Cumhuriyet savcısı kararını derhâl hâkimin onayına sunar ve hâkim, kararını en geç yirmidört saat içinde verir. Sürenin dolması veya hâkim tarafından aksine karar verilmesi halinde tedbir Cumhuriyet savcısı tarafından derhâl kaldırılır.

(2) Şüpheli veya sanığın tanıklıktan çekinebilecek kişilerle arasındaki iletişimi kayda alınamaz. Kayda alma gerçekleştikten sonra bu durumun anlaşılması hâlinde, alınan kayıtlar derhâl yok edilir.

(3) Birinci fıkra hükmüne göre verilen kararda, yüklenen suçun türü, hakkında tedbir uygulanacak kişinin kimliği, iletişim aracının türü, telefon numarası veya iletişim bağlantısını tespite imkân veren kodu, tedbirin türü, kapsamı ve süresi belirtilir. Tedbir kararı en çok üç ay için verilebilir; bu süre, bir defa daha uzatılabilir. Ancak, örgütün faaliyeti çerçevesinde işlenen suçlarla ilgili olarak gerekli görülmesi halinde, hâkim bir aydan fazla olmamak üzere sürenin müteaddit defalar uzatılmasına karar verebilir.

(4) Şüpheli veya sanığın yakalanabilmesi için, (...) mobil telefonun yeri, hâkim veya gecikmesinde sakınca bulunan hallerde Cumhuriyet savcısının kararına istinaden tespit edilebilir. Bu hususa dair olarak verilen kararda, (...)mobil telefon numarası ve tespit işleminin süresi belirtilir. Tespit işlemi en çok üç ay için yapılabilir; bu süre, bir defa daha uzatılabilir.

(5) Bu madde hükümlerine göre alınan karar ve yapılan işlemler, tedbir süresince gizli tutulur.

(6) Bu madde kapsamında dinleme, kayda alma ve sinyal bilgilerinin değerlendirilmesine dair hükümler ancak aşağıda sayılan suçlarla ilgili olarak uygulanabilir:

a-) Türk Ceza Kanununda yer alan;

(4)

1. Göçmen kaçakçılığı ve insan ticareti (madde 79, 80), 2. Kasten öldürme (madde 81, 82, 83),

3. İşkence (madde 94, 95),

4. Cinsel saldırı (birinci fıkra hariç, madde 102), 5. Çocukların cinsel istismarı (madde 103),

6. Uyuşturucu veya uyarıcı madde imal ve ticareti (madde 188), 7. Parada sahtecilik (madde 197),

8. Suç işlemek amacıyla örgüt kurma (iki, yedi ve sekizinci fıkralar hariç, madde 220), 9. Fuhuş (madde 227, fıkra 3)

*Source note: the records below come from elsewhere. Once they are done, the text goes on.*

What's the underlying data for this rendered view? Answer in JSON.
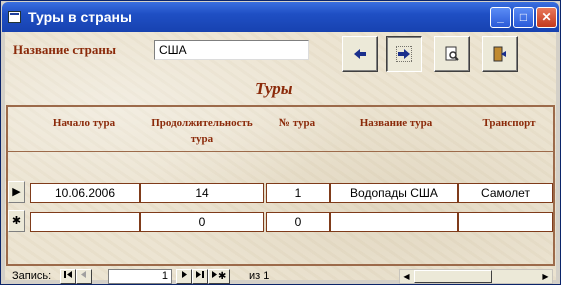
{
  "window": {
    "title": "Туры в страны",
    "minimize": "_",
    "maximize": "□",
    "close": "✕"
  },
  "header": {
    "country_label": "Название страны",
    "country_value": "США"
  },
  "toolbar": [
    {
      "icon": "arrow-left-icon"
    },
    {
      "icon": "arrow-right-icon"
    },
    {
      "icon": "preview-icon"
    },
    {
      "icon": "exit-door-icon"
    }
  ],
  "subform": {
    "title": "Туры",
    "columns": [
      "Начало тура",
      "Продолжительность тура",
      "№ тура",
      "Название тура",
      "Транспорт"
    ],
    "rows": [
      {
        "selector": "▶",
        "cells": [
          "10.06.2006",
          "14",
          "1",
          "Водопады США",
          "Самолет"
        ]
      },
      {
        "selector": "✱",
        "cells": [
          "",
          "0",
          "0",
          "",
          ""
        ]
      }
    ]
  },
  "navigation": {
    "record_label": "Запись:",
    "record_value": "1",
    "of_label": "из",
    "total": "1"
  },
  "colors": {
    "label": "#8b2a0a",
    "titlebar": "#1f4fc4",
    "cell_border": "#7f3b1a"
  }
}
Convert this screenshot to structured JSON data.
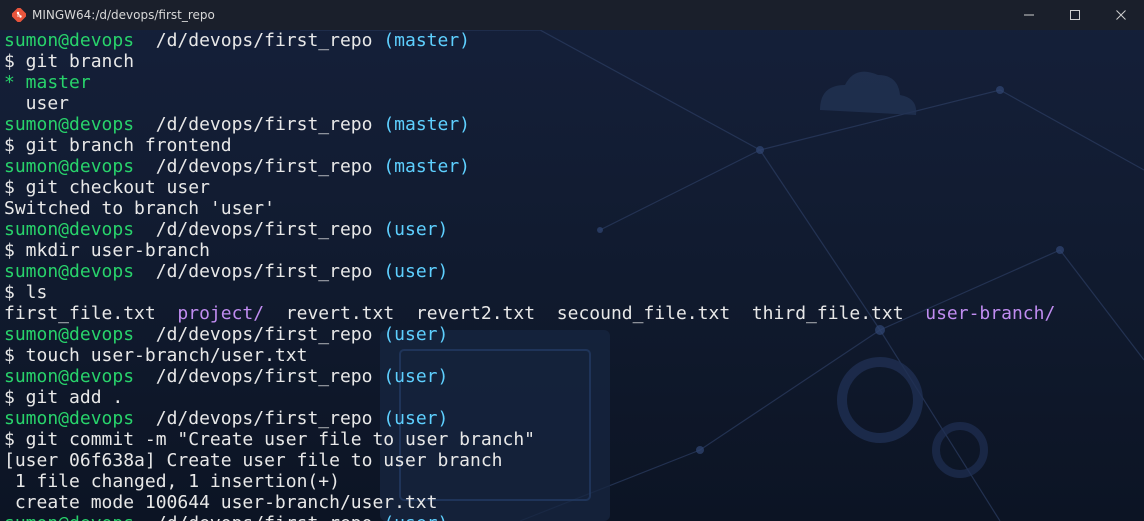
{
  "window": {
    "title": "MINGW64:/d/devops/first_repo",
    "icons": {
      "app": "git-bash-icon",
      "minimize": "minimize-icon",
      "maximize": "maximize-icon",
      "close": "close-icon"
    }
  },
  "colors": {
    "prompt_user": "#28d36b",
    "prompt_branch": "#5ed0ff",
    "directory": "#c08cf0",
    "text": "#e8e8e8"
  },
  "terminal": {
    "lines": [
      {
        "kind": "prompt",
        "user": "sumon@devops",
        "path": "/d/devops/first_repo",
        "branch": "(master)"
      },
      {
        "kind": "output",
        "text": "$ git branch"
      },
      {
        "kind": "current_branch",
        "text": "* master"
      },
      {
        "kind": "output",
        "text": "  user"
      },
      {
        "kind": "prompt",
        "user": "sumon@devops",
        "path": "/d/devops/first_repo",
        "branch": "(master)"
      },
      {
        "kind": "output",
        "text": "$ git branch frontend"
      },
      {
        "kind": "prompt",
        "user": "sumon@devops",
        "path": "/d/devops/first_repo",
        "branch": "(master)"
      },
      {
        "kind": "output",
        "text": "$ git checkout user"
      },
      {
        "kind": "output",
        "text": "Switched to branch 'user'"
      },
      {
        "kind": "prompt",
        "user": "sumon@devops",
        "path": "/d/devops/first_repo",
        "branch": "(user)"
      },
      {
        "kind": "output",
        "text": "$ mkdir user-branch"
      },
      {
        "kind": "prompt",
        "user": "sumon@devops",
        "path": "/d/devops/first_repo",
        "branch": "(user)"
      },
      {
        "kind": "output",
        "text": "$ ls"
      },
      {
        "kind": "ls",
        "items": [
          {
            "text": "first_file.txt",
            "type": "file"
          },
          {
            "text": "project/",
            "type": "dir"
          },
          {
            "text": "revert.txt",
            "type": "file"
          },
          {
            "text": "revert2.txt",
            "type": "file"
          },
          {
            "text": "secound_file.txt",
            "type": "file"
          },
          {
            "text": "third_file.txt",
            "type": "file"
          },
          {
            "text": "user-branch/",
            "type": "dir"
          }
        ]
      },
      {
        "kind": "prompt",
        "user": "sumon@devops",
        "path": "/d/devops/first_repo",
        "branch": "(user)"
      },
      {
        "kind": "output",
        "text": "$ touch user-branch/user.txt"
      },
      {
        "kind": "prompt",
        "user": "sumon@devops",
        "path": "/d/devops/first_repo",
        "branch": "(user)"
      },
      {
        "kind": "output",
        "text": "$ git add ."
      },
      {
        "kind": "prompt",
        "user": "sumon@devops",
        "path": "/d/devops/first_repo",
        "branch": "(user)"
      },
      {
        "kind": "output",
        "text": "$ git commit -m \"Create user file to user branch\""
      },
      {
        "kind": "output",
        "text": "[user 06f638a] Create user file to user branch"
      },
      {
        "kind": "output",
        "text": " 1 file changed, 1 insertion(+)"
      },
      {
        "kind": "output",
        "text": " create mode 100644 user-branch/user.txt"
      },
      {
        "kind": "prompt",
        "user": "sumon@devops",
        "path": "/d/devops/first_repo",
        "branch": "(user)"
      }
    ]
  }
}
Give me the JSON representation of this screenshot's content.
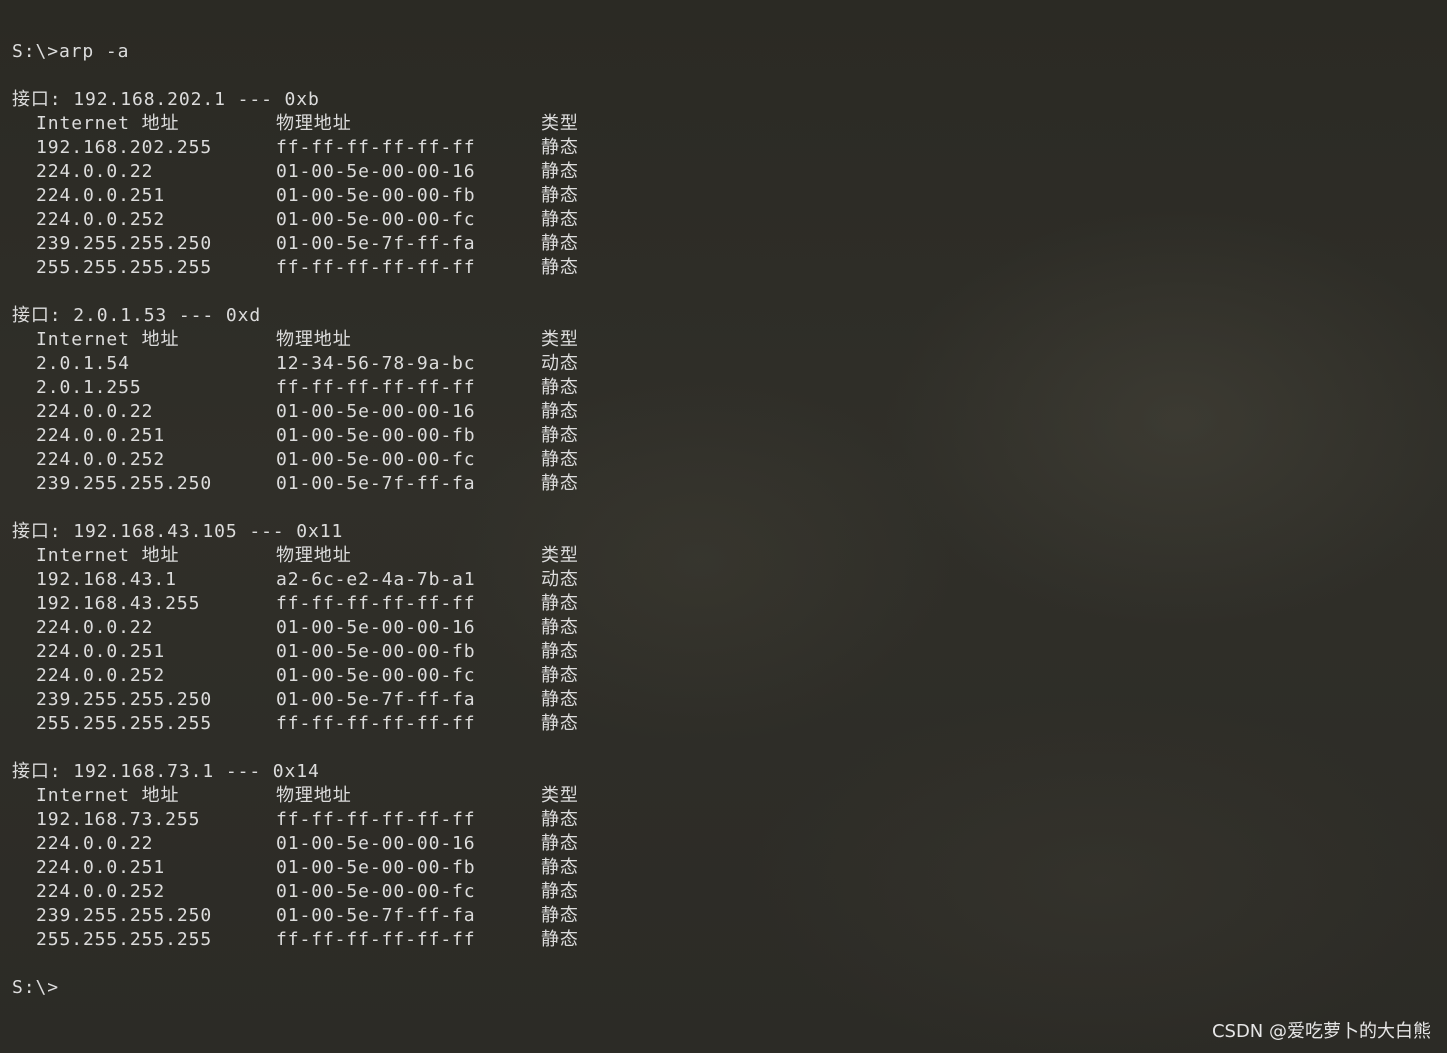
{
  "terminal": {
    "command_line": "S:\\>arp -a",
    "final_prompt": "S:\\>",
    "interfaces": [
      {
        "header": "接口: 192.168.202.1 --- 0xb",
        "columns": {
          "ip": "Internet 地址",
          "mac": "物理地址",
          "type": "类型"
        },
        "rows": [
          {
            "ip": "192.168.202.255",
            "mac": "ff-ff-ff-ff-ff-ff",
            "type": "静态"
          },
          {
            "ip": "224.0.0.22",
            "mac": "01-00-5e-00-00-16",
            "type": "静态"
          },
          {
            "ip": "224.0.0.251",
            "mac": "01-00-5e-00-00-fb",
            "type": "静态"
          },
          {
            "ip": "224.0.0.252",
            "mac": "01-00-5e-00-00-fc",
            "type": "静态"
          },
          {
            "ip": "239.255.255.250",
            "mac": "01-00-5e-7f-ff-fa",
            "type": "静态"
          },
          {
            "ip": "255.255.255.255",
            "mac": "ff-ff-ff-ff-ff-ff",
            "type": "静态"
          }
        ]
      },
      {
        "header": "接口: 2.0.1.53 --- 0xd",
        "columns": {
          "ip": "Internet 地址",
          "mac": "物理地址",
          "type": "类型"
        },
        "rows": [
          {
            "ip": "2.0.1.54",
            "mac": "12-34-56-78-9a-bc",
            "type": "动态"
          },
          {
            "ip": "2.0.1.255",
            "mac": "ff-ff-ff-ff-ff-ff",
            "type": "静态"
          },
          {
            "ip": "224.0.0.22",
            "mac": "01-00-5e-00-00-16",
            "type": "静态"
          },
          {
            "ip": "224.0.0.251",
            "mac": "01-00-5e-00-00-fb",
            "type": "静态"
          },
          {
            "ip": "224.0.0.252",
            "mac": "01-00-5e-00-00-fc",
            "type": "静态"
          },
          {
            "ip": "239.255.255.250",
            "mac": "01-00-5e-7f-ff-fa",
            "type": "静态"
          }
        ]
      },
      {
        "header": "接口: 192.168.43.105 --- 0x11",
        "columns": {
          "ip": "Internet 地址",
          "mac": "物理地址",
          "type": "类型"
        },
        "rows": [
          {
            "ip": "192.168.43.1",
            "mac": "a2-6c-e2-4a-7b-a1",
            "type": "动态"
          },
          {
            "ip": "192.168.43.255",
            "mac": "ff-ff-ff-ff-ff-ff",
            "type": "静态"
          },
          {
            "ip": "224.0.0.22",
            "mac": "01-00-5e-00-00-16",
            "type": "静态"
          },
          {
            "ip": "224.0.0.251",
            "mac": "01-00-5e-00-00-fb",
            "type": "静态"
          },
          {
            "ip": "224.0.0.252",
            "mac": "01-00-5e-00-00-fc",
            "type": "静态"
          },
          {
            "ip": "239.255.255.250",
            "mac": "01-00-5e-7f-ff-fa",
            "type": "静态"
          },
          {
            "ip": "255.255.255.255",
            "mac": "ff-ff-ff-ff-ff-ff",
            "type": "静态"
          }
        ]
      },
      {
        "header": "接口: 192.168.73.1 --- 0x14",
        "columns": {
          "ip": "Internet 地址",
          "mac": "物理地址",
          "type": "类型"
        },
        "rows": [
          {
            "ip": "192.168.73.255",
            "mac": "ff-ff-ff-ff-ff-ff",
            "type": "静态"
          },
          {
            "ip": "224.0.0.22",
            "mac": "01-00-5e-00-00-16",
            "type": "静态"
          },
          {
            "ip": "224.0.0.251",
            "mac": "01-00-5e-00-00-fb",
            "type": "静态"
          },
          {
            "ip": "224.0.0.252",
            "mac": "01-00-5e-00-00-fc",
            "type": "静态"
          },
          {
            "ip": "239.255.255.250",
            "mac": "01-00-5e-7f-ff-fa",
            "type": "静态"
          },
          {
            "ip": "255.255.255.255",
            "mac": "ff-ff-ff-ff-ff-ff",
            "type": "静态"
          }
        ]
      }
    ]
  },
  "watermark": "CSDN @爱吃萝卜的大白熊"
}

10. İhaleye fesat karıştırma (madde 235), 11. Rüşvet (madde 252),

12. Suçtan kaynaklanan malvarlığı değerlerini aklama (madde 282),

13. Silahlı örgüt (madde 314) veya bu örgütlere silah sağlama (madde 315),

14. Devlet Sırlarına Karşı Suçlar ve Casusluk (madde 328, 329, 330, 331, 333, 334, 335, 336, 337) suçları.

b-) Ateşli Silahlar ve Bıçaklar ile Diğer Aletler Hakkında Kanunda tanımlanan silah kaçakçılığı (madde 12) suçları.

c-) Bankalar Kanununun 22. maddesinin (3) ve (4) numaralı fıkralarında tanımlanan zimmet suçu,

d-) Kaçakçılıkla Mücadele Kanununda tanımlanan ve hapis cezasını gerektiren suçlar.

e-) Kültür ve Tabiat Varlıklarını Koruma Kanununun 68 ve 74. maddelerinde tanımlanan suçlar.

(7)Bu maddede belirlenen esas ve usuller dışında hiç kimse, bir başkasının telekomünikasyon yoluyla iletişimini dinleyemez ve kayda alamaz” hükmünü taşımaktadır.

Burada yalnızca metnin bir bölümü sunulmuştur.